誰かが始める断片劇
私は、話した。


明日、勇者として邪神を倒しにいくことを。


「はぁ、そりゃ大変だねぇ」


しかし、それを聞いたリオンの反応は、何処か他人事のようだった。


「……それだけ?」


「いや、だって僕は勇者じゃないし、旅立つわけじゃないし、魔王やっつけるとかそういうのはゲームだけで十分なわけだし、ぶっちゃけそういうめんどくさいのは誰かやってよーなわけだし」


いつもの、軽い調子でそう言った。


「君は……そういうところは相変わらず冷たいね」


「じゃあ君は、僕になんて言って欲しいんだい?もしかして『頑張って勇者様!』とか『死なないでっ!ハディス様』とか言ってほしいの?うわ、自分でやっといて寒気がする!」



何故か、『』の部分は裏声だった。


でも、確かに凄い寒気がした。


「……今、僕に対して何か失礼なことを考えなかった?」


そして、相変わらず鋭い。


「まあ、冗談はこのくらいにして」


「冗談だったの?」


「うん。
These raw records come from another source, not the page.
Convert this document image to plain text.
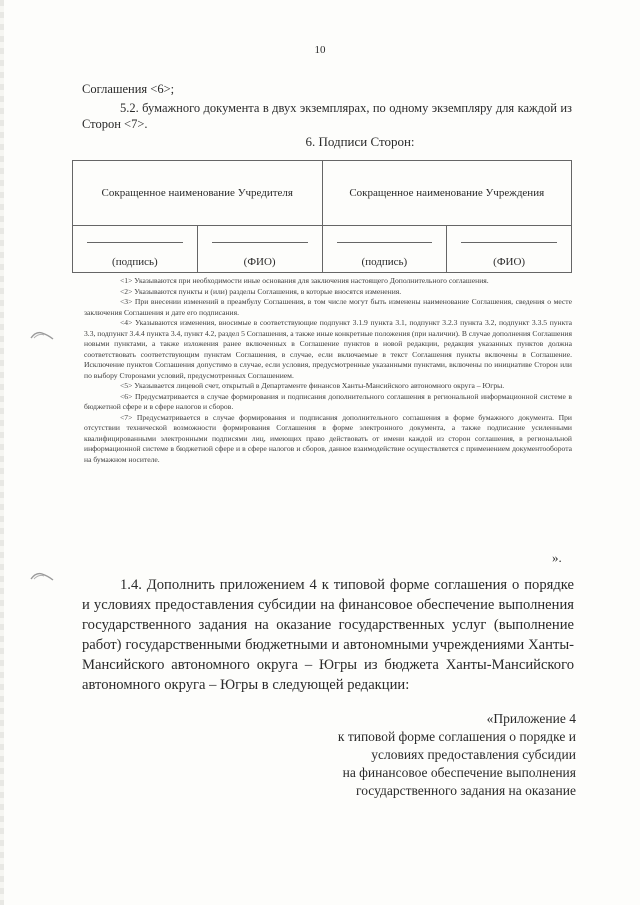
10
Соглашения <6>;
5.2. бумажного документа в двух экземплярах, по одному экземпляру для каждой из Сторон <7>.
6. Подписи Сторон:
Сокращенное наименование Учредителя		Сокращенное наименование Учреждения	

(подпись)	(ФИО)	(подпись)	(ФИО)

<1> Указываются при необходимости иные основания для заключения настоящего Дополнительного соглашения.

<2> Указываются пункты и (или) разделы Соглашения, в которые вносятся изменения.

<3> При внесении изменений в преамбулу Соглашения, в том числе могут быть изменены наименование Соглашения, сведения о месте заключения Соглашения и дате его подписания.

<4> Указываются изменения, вносимые в соответствующие подпункт 3.1.9 пункта 3.1, подпункт 3.2.3 пункта 3.2, подпункт 3.3.5 пункта 3.3, подпункт 3.4.4 пункта 3.4, пункт 4.2, раздел 5 Соглашения, а также иные конкретные положения (при наличии). В случае дополнения Соглашения новыми пунктами, а также изложения ранее включенных в Соглашение пунктов в новой редакции, редакция указанных пунктов должна соответствовать соответствующим пунктам Соглашения, в случае, если включаемые в текст Соглашения пункты включены в Соглашение. Исключение пунктов Соглашения допустимо в случае, если условия, предусмотренные указанными пунктами, включены по инициативе Сторон или по выбору Сторонами условий, предусмотренных Соглашением.

<5> Указывается лицевой счет, открытый в Департаменте финансов Ханты-Мансийского автономного округа – Югры.

<6> Предусматривается в случае формирования и подписания дополнительного соглашения в региональной информационной системе в бюджетной сфере и в сфере налогов и сборов.

<7> Предусматривается в случае формирования и подписания дополнительного соглашения в форме бумажного документа. При отсутствии технической возможности формирования Соглашения в форме электронного документа, а также подписание усиленными квалифицированными электронными подписями лиц, имеющих право действовать от имени каждой из сторон соглашения, в региональной информационной системе в бюджетной сфере и в сфере налогов и сборов, данное взаимодействие осуществляется с применением документооборота на бумажном носителе.

».
1.4. Дополнить приложением 4 к типовой форме соглашения о порядке и условиях предоставления субсидии на финансовое обеспечение выполнения государственного задания на оказание государственных услуг (выполнение работ) государственными бюджетными и автономными учреждениями Ханты-Мансийского автономного округа – Югры из бюджета Ханты-Мансийского автономного округа – Югры в следующей редакции:
«Приложение 4
к типовой форме соглашения о порядке и
условиях предоставления субсидии
на финансовое обеспечение выполнения
государственного задания на оказание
ていうか僕の発言は、『厳しさ100g』、『優しさ5g』、『冗談15Kg』で錬成されています」


「そういえば、そうだね」


「いや、そこはツッコむとこなんだけど」


「ふふ、君と話してると、明日旅立たなければいけないことを忘れてしまうよ」


「え、じゃあ、忘れちゃえば?どうせ他の勇者がなんとかしてくれるから」


「ふふ、それも、いいかもね」


それは、冗談のつもりでもあったし、私の本音でもあった。


「あはは、サボっちゃいなよ」


明日でお別れ、だけど私達は、それでも、暗くなるまで、いつものように冗談を言い合っていた。